Background & objective: Hypoxia-inducible factor-1 alpha (HIF-1alpha) is a key regulator for hypoxia tolerance and angiogenesis of tumor. This study was to investigate the expression of HIF-1alpha and vascular endothelial growth factor (VEGF) in human osteosarcoma cell line SaOS-2 under hypoxia, to explore the effect of HIF-1alpha on hypoxia-activated angiogenesis regulation pathway in osteosarcoma.
Methods: CoCl2 was used as chemical hypoxia-inducing reagent to mimic tumor hypoxic microenvironment. mRNA and protein levels of HIF-1alpha and VEGF at different hypoxic culture phases were detected by semi-quantitative reverse transcription-polymerase chain reaction (RT-PCR) and immunohistochemistry. Small hairpin RNAs (shRNAs) eukaryotic expression vector targeting HIF-1alpha was constructed, and transfected into SaOS-2 cells. Western blot was used to detect gene silencing effect on HIF-1alpha. RT-PCR and enzyme-linked immunosorbent assay (ELISA) were used to observe the change of VEGF gene expression after HIF-1alpha gene silence.
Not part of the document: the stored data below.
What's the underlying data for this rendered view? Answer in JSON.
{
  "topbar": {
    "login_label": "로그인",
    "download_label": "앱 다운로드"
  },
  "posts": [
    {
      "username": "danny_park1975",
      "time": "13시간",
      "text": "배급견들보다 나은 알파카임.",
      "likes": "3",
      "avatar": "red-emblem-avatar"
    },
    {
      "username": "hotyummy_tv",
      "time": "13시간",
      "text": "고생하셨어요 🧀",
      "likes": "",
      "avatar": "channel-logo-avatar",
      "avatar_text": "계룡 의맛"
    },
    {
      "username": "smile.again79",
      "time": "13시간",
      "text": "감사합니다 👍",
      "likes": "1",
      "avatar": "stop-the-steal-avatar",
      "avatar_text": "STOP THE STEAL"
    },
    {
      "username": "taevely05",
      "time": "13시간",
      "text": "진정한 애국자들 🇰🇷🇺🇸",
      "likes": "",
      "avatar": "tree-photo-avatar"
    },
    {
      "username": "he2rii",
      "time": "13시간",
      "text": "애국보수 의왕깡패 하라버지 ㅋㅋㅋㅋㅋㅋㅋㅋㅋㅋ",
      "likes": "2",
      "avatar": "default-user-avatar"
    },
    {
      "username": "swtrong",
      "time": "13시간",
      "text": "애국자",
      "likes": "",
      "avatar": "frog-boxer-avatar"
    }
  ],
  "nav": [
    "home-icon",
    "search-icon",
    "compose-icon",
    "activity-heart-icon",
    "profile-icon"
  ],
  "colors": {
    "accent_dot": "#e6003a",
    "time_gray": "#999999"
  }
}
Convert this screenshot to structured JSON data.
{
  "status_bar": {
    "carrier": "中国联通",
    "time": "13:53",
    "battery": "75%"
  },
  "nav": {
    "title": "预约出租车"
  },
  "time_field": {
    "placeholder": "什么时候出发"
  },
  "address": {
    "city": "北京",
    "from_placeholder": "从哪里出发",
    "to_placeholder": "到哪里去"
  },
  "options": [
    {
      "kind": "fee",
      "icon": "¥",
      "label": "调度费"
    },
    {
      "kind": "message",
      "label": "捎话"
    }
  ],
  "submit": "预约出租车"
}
Results: Under hypoxia, mRNA level of HIF-1alpha kept stable, while its protein level increased obviouslyu both mRNA and protein levels of VEGF were up-regulated. The shRNAs plasmid targeting HIF-1alpha gene was constructed successfully, and down-regulated HIF-1alpha gene in SaOS-2 cells efficiently followed by VEGF gene down-regulation.
Conclusions: Hypoxia can increase protein level of HIF-1alpha in osteosarcoma. HIF-1alpha up-regulates the gene expression of VEGF via transcription activation which promotes angiogenesis in osteosarcoma under hypoxic microenvironment.